As usual, Hawk, the inscrutable pal, is present, while the excruciatingly sick-making girlfriend, Susan, puts in her regular oleaginous appearances. Parker's Spenser novels are very well thought of and have a big following, but I've never been able to understand why. I've always found them superficial, flip and thoroughly un-exciting. Maybe it's something to do with that macho photograph of Parker on the back cover - how can you take seriously a man who allows such a shot of himself to be taken and then promulgated publicly? Michael Dibdin has created a nice niche for his fictional Italian detective Aurelio Zen, and in A Long Finish (Faber, £16.99 in UK) he appends another enjoyable addition to the series. This time Zen is in Piedmont, in an autumnal setting of vineyards, quiet fields and crumbling farmhouses, his mission to prove the innocence of the scion of an important wine growing family who has been accused of a brutal murder. Attempting to penetrate family loyalties and sieve out truth from falsehood proves difficult for our hero, but naturally, he wins out in the end. The tale is leisurely, the settings exquisitely conveyed, and the mystery nicely plausible. Recommended.
According to the blurb, Last Rites (Heinemann, £16.99 in UK) is to be John Harvey's last Charlie Resnick novel. This is the tenth book in a series which has been unfailingly consistent and compelling in its depiction of the Detective Inspector and his fellow officers in the (curiously unnamed) city of Nottingham. In this one Resnick is at a low ebb: his relationship with Hannah Campbell is wavering, there is suspicion of corruption in the force, the spread of guns has led to the escalation of violent crime, and now a hardened criminal, one Michael Preston who, among other atrocities, has killed his own father, has been released to attend his mother's funeral.
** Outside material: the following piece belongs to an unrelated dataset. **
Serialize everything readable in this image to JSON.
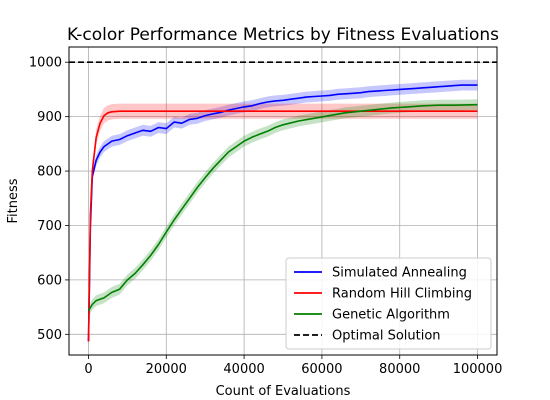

In the event, no one turns out to be as bad as he or she seemed - even the hardened criminal had good reasons for knocking off his old man - and shabby old Charlie with the heart of gold, the cats and the liking for traditional jazz, comes out at the end a sadder and a wiser man. Val McDermid is by now an old hand at crime fiction: her psychological thrillers featuring criminal profiler Tony Hill have won innumerable awards, while her series showcasing the talents of Thai boxing P.I. Kate Brannigan has stood up well to the efforts of her American rivals. The latest Brannigan is Star Struck (HarperCollins, £16.99 in UK), in which our tough super-sleuth has the job of bodyguarding a paranoid soap star, one Gloria Kendal. This allows McDermid to send her wise-cracking heroine on a journey through the dangerous concrete canyons of Manchester, riding shotgun guard on as zany a client as she has ever encountered. The result is an often hilarious excursion into the world of the hard-boiled detective novel - an excursion not to be missed.
Finally, who do we spy galloping up the straight but Dick Francis, with his collection of short pieces, Field of Thirteen (Michael Joseph, £16.99 in UK). Regular readers will know what to expect: a racing background, reasonable story-telling, one-dimensional characters, no sex, very little violence, true-blue heroes and heroines, and despicable villains. Horses for courses, and Francis is your man.